Gedanken einer Frau - Pascale Rozes "Tolstoj in der Nacht"
Luxemburger Wort, 15. März 2005
von D. Schnabel
Wenn ein Mann nach einem heftigen Streit das Haus verlässt und nicht mehr heimkehrt, dann wird
sich die Ehefrau in der Regel Sorgen oder zumindest Gedanken machen. Wenn dann der Mann ein
berühmter Schriftsteller ist und die Frau Tagebuch führt, so reicht das Geschehen zu einem
Dokument, das Interesse weckt. So verhält es sich in diesem Fall. Das Ganze heißt im Original
"Tolstoi la nuit", ist ein Monodram von Pascale Roze, wurde von Harald Riemann aus dem
Französischen übersetzt und unter dem Titel "Tolstoj in der Nacht" im "Le Cafe-Theatre" in
Heilbronn erstaufgeführt. Regie führte der Luxemburger Nicolas Kemmer, seit vier Jahren
künstlerischer Leiter dieser Privatbühne im Kaffeehaus Hagen.
Man schreibt den 26. August 1882. Die Frau, die sich Gedanken macht, ist Sofja Andrewna, seit 20
Jahren die Frau des Schriftstellers Lew Nikolajewitsch Graf Tolstoj, dem sie 13 Kinder geboren
hat. Es ist die Nacht, in der der damals 53-jährige Mann, der dann im Jahr 1910, zehn Tage vor
seinem Tod, seine Familie endgültig velaren hat, um in asketischer Einsamkeit zu leben, zum ersten
Mal nicht nach Hause kommt. Mit ihrem Tagebuch als Quelle verdichtete Pascale Roze Gedanken der um
16 Jahre jüngeren Arzttochter, die acht Ausgaben der gesammelten Werke ihres Mannes herausgegeben
hat, und lässt sie in dieser Nacht monologisieren.
Dabei erfahrt man viel über das Verhältnis dieser Menschen im Besonderen, aber auch einiges über
das Verhältnis von Frauen und Männern zueinander im Allgemeinen.

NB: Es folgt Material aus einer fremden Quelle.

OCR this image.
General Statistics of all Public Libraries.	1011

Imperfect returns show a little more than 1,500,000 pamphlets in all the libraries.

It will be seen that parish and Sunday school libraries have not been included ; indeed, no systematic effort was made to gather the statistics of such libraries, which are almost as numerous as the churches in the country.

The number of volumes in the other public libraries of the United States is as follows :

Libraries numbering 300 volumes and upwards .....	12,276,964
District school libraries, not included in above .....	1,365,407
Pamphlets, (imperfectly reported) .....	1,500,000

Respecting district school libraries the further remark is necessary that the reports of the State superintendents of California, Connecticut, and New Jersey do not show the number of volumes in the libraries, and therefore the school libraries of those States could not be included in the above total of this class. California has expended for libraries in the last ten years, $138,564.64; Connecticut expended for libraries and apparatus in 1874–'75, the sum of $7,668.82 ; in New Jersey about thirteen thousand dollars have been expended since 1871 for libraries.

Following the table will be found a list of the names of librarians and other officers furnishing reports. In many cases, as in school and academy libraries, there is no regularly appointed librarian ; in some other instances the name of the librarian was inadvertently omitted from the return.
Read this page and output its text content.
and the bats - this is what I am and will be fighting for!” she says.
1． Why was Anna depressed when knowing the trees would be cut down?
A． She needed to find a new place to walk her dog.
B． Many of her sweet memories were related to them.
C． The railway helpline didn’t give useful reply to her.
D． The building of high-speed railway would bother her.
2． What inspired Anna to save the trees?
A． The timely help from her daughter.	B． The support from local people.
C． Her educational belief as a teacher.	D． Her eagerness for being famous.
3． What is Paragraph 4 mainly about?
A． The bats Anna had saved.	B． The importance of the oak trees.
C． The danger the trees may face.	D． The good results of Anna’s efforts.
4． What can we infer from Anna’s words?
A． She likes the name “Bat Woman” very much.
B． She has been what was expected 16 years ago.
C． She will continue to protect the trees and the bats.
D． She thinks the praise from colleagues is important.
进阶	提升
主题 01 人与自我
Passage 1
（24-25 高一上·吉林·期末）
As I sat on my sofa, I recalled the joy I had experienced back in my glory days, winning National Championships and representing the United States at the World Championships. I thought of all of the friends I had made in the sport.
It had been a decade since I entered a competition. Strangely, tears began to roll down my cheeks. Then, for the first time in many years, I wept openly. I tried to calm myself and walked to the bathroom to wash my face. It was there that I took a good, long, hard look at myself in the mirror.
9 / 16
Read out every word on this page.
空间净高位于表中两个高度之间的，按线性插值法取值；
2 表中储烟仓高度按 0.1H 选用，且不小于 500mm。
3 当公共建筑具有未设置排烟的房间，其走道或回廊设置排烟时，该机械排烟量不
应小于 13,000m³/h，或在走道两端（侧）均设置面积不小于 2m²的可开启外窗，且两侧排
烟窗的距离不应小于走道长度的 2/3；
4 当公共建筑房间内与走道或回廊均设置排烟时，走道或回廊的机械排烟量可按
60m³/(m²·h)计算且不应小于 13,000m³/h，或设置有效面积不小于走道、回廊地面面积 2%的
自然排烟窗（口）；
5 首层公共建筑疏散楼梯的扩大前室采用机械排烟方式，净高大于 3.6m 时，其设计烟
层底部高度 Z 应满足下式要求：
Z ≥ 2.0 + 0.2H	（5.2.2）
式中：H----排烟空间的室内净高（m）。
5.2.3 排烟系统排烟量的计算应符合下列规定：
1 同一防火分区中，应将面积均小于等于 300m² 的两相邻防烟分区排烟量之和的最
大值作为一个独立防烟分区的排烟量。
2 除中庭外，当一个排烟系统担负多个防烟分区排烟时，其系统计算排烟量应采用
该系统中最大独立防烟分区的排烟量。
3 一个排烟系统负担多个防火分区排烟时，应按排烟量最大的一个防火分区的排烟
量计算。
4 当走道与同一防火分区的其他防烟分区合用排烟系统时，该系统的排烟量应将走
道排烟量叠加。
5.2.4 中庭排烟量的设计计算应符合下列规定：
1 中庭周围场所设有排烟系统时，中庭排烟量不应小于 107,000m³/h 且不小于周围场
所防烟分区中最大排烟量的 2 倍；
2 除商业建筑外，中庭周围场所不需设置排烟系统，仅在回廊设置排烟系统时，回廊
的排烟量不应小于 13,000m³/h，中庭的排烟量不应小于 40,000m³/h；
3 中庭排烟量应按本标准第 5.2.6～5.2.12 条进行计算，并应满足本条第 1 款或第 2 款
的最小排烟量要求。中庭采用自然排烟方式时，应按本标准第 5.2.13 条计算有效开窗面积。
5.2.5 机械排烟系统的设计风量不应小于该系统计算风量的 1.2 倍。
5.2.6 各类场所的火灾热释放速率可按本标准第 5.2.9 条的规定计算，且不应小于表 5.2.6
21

Sofia spricht von einem "leeren
Körper ohne Seele" ohne ihn, sie fragt: "Hat es Sinn, um Lumpen sich zu streiten." Sie behauptet
aber auch: "Er hat mich verraten, er hat mich belogen." Sie spricht von sich in der dritten
Person, sie versetzt sich aber auch in ihn und "redet mit seiner Zunge, in seiner Sprache, mit
seinen Ideen". Sie erinnert sich an die Zeit, als sie zehn Jahre alt war und er ein 26-jähriger
Offizier, und in diesem Zusammenhang fallt der Satz: "Sie gibt dir alles."
(...)
Cornelia Bielefeldt, mit streng nach hinten gekämmten, schwarzen Haaren, ist Tolstojs Ehefrau
Sofia. Sie spielt diese Rolle nicht nur mit großem Engagement, sie versteht es auch, die ganze
Tiefe der Gedanken dieses informativen, aber auch zum Nachdenken anregenden, poetischen Monodramas
auszuloten und dazu die Breite der Gefühle einer liebenden Frau zu verdeutlichen, die sich nicht
nur mit Missverständnissen auseinandersetzen muss, sondern die auch bereit ist, zu kämpfen, um ihn
und für sich. Behutsam und einfühlsam führt Nicolas Kemmer Regie und bringt ein Stück
Tolstoj-Sekundärliteratur, mit mehr literarischer als dramatischer Qualität, zur Aufführung.